Originally Published by The Chronicle Herald, January 1, 2014
BRIDGEWATER – It will be all but impossible for endangered Atlantic whitefish and salmon to make a comeback on Nova Scotia’s South Shore with the closure of a federally-owned fish hatchery, says a local fish and game advocate.
“It will be, in our opinion, impossible to recover the Atlantic whitefish and salmon stocks without this large facility,” said David Dagley, secretary of the Queens County Fish and Game Association.
The Mersey hatchery supported the recovery of the endangered Atlantic salmon and the endangered Atlantic whitefish, which is found naturally only in the Petite Riviere watershed.
The Queens County Fish and Game Association is one of a number of groups that came together to form the Mersey Bio-diversity Facility Supporters Society that is fighting to keep the federal fish hatchery open in Milton, Queens County.
Ottawa announced in 2012 it was closing the facility and the fish were removed in May 2013.
“They have (recently) gone in and taken out equipment that could be useable in other facilities,” Dagley said.
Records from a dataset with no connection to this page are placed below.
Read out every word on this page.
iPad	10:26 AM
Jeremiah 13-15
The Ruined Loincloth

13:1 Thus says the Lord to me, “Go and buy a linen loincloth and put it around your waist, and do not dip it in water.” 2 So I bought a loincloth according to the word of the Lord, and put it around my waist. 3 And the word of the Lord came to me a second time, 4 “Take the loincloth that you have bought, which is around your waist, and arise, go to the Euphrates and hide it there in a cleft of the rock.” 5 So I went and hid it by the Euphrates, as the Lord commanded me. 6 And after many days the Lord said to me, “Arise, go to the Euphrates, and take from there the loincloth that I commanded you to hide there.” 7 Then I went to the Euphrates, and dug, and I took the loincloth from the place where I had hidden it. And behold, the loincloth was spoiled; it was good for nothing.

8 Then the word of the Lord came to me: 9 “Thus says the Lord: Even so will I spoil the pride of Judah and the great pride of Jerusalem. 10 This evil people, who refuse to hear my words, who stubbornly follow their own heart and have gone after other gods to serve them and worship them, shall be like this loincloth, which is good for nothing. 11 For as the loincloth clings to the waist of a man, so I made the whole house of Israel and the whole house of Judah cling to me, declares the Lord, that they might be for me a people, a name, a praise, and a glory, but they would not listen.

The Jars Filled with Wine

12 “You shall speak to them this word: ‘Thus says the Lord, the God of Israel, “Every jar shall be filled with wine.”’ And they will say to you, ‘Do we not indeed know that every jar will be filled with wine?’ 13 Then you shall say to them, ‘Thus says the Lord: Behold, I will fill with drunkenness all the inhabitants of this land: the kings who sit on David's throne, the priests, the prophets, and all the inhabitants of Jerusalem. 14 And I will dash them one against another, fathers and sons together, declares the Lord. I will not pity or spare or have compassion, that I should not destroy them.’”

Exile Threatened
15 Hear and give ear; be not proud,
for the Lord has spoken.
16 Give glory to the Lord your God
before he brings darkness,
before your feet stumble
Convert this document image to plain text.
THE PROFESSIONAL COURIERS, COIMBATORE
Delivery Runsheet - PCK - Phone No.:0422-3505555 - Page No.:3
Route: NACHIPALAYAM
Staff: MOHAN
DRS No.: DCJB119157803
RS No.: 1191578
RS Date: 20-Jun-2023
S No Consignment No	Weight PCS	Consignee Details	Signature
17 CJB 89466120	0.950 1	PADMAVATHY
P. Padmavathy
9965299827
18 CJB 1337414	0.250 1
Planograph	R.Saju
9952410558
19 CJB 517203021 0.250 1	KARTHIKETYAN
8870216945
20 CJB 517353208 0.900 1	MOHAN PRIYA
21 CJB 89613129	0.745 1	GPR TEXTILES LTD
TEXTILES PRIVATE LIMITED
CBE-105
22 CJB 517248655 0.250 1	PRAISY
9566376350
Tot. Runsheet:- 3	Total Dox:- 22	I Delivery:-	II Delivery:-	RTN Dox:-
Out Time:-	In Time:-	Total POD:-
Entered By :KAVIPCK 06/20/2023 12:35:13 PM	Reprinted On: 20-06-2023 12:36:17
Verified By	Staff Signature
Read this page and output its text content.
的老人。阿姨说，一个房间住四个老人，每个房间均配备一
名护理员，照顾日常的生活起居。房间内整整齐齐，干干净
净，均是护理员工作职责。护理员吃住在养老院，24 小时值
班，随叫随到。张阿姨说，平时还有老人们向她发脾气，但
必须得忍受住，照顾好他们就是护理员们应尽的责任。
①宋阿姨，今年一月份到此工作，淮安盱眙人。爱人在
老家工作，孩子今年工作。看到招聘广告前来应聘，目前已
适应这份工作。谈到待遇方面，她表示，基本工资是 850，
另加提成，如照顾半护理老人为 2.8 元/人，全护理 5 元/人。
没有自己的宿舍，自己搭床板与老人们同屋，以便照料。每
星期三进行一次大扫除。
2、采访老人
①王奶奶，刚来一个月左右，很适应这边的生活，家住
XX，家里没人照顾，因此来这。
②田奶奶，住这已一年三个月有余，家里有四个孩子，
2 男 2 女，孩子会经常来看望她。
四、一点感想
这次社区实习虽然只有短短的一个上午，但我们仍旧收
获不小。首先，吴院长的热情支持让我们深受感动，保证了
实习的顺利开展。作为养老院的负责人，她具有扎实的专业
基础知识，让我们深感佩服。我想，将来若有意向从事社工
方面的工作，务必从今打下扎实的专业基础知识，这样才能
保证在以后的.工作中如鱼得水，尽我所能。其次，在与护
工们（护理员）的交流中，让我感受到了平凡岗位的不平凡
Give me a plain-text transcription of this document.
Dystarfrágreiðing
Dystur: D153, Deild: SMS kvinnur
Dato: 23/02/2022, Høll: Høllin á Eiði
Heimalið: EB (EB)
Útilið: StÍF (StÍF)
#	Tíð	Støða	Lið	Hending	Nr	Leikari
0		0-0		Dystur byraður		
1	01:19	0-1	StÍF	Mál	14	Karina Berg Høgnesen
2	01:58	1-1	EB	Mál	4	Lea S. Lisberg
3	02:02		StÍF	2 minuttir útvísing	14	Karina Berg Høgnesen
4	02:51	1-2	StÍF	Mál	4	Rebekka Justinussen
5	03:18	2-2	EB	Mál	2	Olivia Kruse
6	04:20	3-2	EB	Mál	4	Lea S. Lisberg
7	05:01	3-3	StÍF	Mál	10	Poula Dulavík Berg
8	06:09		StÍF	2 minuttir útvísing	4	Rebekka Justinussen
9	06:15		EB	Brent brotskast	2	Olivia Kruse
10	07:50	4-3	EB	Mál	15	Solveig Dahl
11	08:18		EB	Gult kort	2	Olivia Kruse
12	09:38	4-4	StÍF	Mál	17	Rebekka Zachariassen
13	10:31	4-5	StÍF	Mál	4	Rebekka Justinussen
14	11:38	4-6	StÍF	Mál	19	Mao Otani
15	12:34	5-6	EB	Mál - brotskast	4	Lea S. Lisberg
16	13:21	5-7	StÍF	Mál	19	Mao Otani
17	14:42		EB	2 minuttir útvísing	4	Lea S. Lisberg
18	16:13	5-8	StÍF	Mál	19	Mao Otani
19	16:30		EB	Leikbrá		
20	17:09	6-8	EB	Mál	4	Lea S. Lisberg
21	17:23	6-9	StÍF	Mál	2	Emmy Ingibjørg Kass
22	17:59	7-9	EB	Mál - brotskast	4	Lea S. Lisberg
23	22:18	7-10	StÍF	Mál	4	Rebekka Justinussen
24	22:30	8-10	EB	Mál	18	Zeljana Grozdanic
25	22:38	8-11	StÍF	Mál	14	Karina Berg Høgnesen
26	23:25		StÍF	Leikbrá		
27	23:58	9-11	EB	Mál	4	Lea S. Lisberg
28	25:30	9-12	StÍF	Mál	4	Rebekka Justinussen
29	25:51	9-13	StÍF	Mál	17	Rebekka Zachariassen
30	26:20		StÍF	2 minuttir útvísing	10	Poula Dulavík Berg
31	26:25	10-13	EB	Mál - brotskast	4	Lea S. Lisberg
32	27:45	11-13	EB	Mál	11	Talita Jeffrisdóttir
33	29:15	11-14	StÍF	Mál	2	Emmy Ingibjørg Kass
He cited Coldbrook as an example, but said it’s small compared to the Mersey one and likely could never replace Mersey’s capacity.
“It was a world-class facility. Mersey was the flagship,” Dagley said.
The society has proposed to the federal fisheries department that it be allowed to run the facility, but Dagley said the only response the group has received is “procrastination from DFO. It’s been very disheartening for the volunteers who put the time and the effort into supporting salmon and salmon recovery when DFO has just not had much interest.”
Dagley said the facility is salvageable now, but if the group doesn’t get permission to run the hatchery, the ponds will be infilled with gravel and the drains and water intake pipes will be filled with cement, making it prohibitively expensive to reopen.
Department spokesman Luke Gaulton said Fisheries and Oceans Canada ceased operations at the Mersey facility in June 2013 but would not say what steps have been taken to close down the site, saying only, “The department is taking the necessary steps to return the site to Nova Scotia Power’s control.”
The hatchery sits on six hectares of land that is owned by Nova Scotia Power and leased by Fisheries and Oceans Canada.
Gaulton said if a group wanted to run the hatchery it would need to apply for certain permits, such as to transfer and introduce fish. However, privacy rules prevent Fisheries and Oceans from saying whether anyone has applied for such permits, he said.
Dagley’s association contributed $1.5 million to the hatchery through ten grants it accessed over 35 years. That money allowed Mersey to triple production by tripling the number of concrete rearing ponds. It was also used to upgrade some of the buildings and equipment.
Dagley said DFO spent a further $1.5 million in recent years on the facility.
Brad Armstrong of the Chester-based Friends of Nature Conservation Society said he sees the closure as not only wrong, but as the federal government abandoning its mandate and abdicating its legal responsibility.
“For us, we see it as the federal government breaking the law,” he said.
Armstrong said it is Ottawa’s responsibility to protect endangered species, like the Atlantic whitefish.
“How is closing this facility going to help protect that species?” he said.
“By law, they are supposed to be protected by the federal government. In my opinion, this would be the last nail in the coffin of this species and that’s just irresponsible of the government.”
He said the hatchery’s closure will have “far-reaching implications for the whole biodiversity of this system.”
Salmon from the facility were released into such rivers as the LaHave, Gold, Mersey and East rivers. “They’re in critical condition now. There’ll never be a commercial sport fishery now and the salmon sports fishery can be a huge asset to an area,” Armstrong said.
Provincial Fisheries and Aquaculture Minister Keith Colwell said in December the province will not take over the fish hatchery.
Dagley said DFO operates 26 hatcheries in British Columbia and none have been closed in the last 20 years. Since 1996, the department has closed eight of its 10 facilities in Nova Scotia, New Brunswick and P.E.I.